Our main goal was to compare specific IgG and IgE antibodies dosage against food allergens in patients with CRSwNP and controls, trying to clarify if food allergy can be associated with CRSwNP.

To our knowledge, this is the first study to investigate the hypothesis of IgG-mediated food allergy in CRSwNP pathogenesis and to use ImmunoCAP technology to evaluate IgE food sensitization in CRSwNP.

Patients and Methods

A case–control observational study was performed according to established ethical guidelines and approval of ethics committee at the Cova da Beira Hospital Centre (deliberation number 82/2015). A signed informed consent was obtained from each participant in the study.

Sample

All the cases were about to undergo endoscopic sinus surgery for CRSwNP refractory to medical treatment (topical long-term and systemic short-term steroids), in a district hospital center, from January 2016 to October 2018. Diagnosis of CRSwNP was established using the definition of EPOS 2012.¹ The cases were selected consecutively from the waiting list and had their disease confirmed endoscopically by computed tomography (CT) scan and histological examination of the subsequent surgical specimen. Patients were selected after applying the following exclusion criteria: concomitant benign or malignant sinonasal tumors, CRSsNP, antrochoanal polyps, polyps associated with fungal rhinosinusitis, primary ciliary dysfunction, cystic fibrosis, innate or acquired immunodeficiency (eg, human immunodeficiency virus; immunosuppressive drugs), autoimmune diseases (eg, systemic vasculitis, inflammatory bowel disease), or patients with history of or under allergen-specific immunotherapy. No course of oral corticosteroids was given to patients with CRSwNP at least 3 months before serum specimen collection.

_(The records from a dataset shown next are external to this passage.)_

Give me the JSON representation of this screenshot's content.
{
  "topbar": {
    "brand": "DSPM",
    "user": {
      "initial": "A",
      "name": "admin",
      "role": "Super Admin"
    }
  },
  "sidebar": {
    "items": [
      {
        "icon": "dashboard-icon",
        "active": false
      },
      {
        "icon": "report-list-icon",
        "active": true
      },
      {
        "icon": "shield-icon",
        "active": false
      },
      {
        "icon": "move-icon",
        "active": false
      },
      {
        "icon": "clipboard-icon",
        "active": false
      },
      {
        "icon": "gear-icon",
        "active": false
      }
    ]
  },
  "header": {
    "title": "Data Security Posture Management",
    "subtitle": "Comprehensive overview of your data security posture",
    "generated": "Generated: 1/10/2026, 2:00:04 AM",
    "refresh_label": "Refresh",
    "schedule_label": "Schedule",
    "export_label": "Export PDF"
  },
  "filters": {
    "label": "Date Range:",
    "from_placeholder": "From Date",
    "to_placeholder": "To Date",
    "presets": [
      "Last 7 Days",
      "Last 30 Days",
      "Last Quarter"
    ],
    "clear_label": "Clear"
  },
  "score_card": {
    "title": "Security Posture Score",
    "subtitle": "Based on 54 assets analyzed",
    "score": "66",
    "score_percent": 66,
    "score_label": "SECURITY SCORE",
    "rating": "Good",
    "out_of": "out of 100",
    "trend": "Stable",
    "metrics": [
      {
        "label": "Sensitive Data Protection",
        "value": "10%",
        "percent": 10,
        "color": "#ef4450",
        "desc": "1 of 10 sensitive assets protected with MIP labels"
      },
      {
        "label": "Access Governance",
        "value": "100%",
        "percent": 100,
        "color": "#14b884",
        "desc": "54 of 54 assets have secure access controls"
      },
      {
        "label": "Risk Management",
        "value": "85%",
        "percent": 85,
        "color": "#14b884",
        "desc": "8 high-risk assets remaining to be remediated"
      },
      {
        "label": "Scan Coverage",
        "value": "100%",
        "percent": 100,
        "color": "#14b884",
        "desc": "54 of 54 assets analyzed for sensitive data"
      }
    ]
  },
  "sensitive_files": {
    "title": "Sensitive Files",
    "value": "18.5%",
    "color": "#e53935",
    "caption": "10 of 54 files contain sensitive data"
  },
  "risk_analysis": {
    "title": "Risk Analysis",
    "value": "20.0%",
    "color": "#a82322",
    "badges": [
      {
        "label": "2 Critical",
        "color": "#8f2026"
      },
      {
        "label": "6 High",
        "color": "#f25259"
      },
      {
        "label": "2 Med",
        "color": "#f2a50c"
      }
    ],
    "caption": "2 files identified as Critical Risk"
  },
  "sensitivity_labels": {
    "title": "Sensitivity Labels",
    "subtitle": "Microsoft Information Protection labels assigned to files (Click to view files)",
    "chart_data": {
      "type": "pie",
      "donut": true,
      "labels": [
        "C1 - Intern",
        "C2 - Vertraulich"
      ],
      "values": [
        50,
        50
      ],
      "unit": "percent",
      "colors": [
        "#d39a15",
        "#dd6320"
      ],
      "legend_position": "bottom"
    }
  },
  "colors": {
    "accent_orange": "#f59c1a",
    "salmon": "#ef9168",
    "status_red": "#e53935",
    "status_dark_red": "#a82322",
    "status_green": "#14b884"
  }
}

Controls were selected from patients in the waiting list for septoplasty, after excluding patients with symptoms and endoscopic or imagiological signs (in CT scan) of CRS; controls with innate or acquired immunodeficiency, autoimmune diseases, or patients with history of or under allergen-specific immunotherapy were also excluded.

Data Collection

Clinical data were gathered through a systematic interview. Dietary habits were collected using the Portuguese-validated Food Frequency Questionnaire (QFA).²⁴ Every questioned food item was scored between an intake of 0 (never or less than 1 per month) and 8 (6 or more per month).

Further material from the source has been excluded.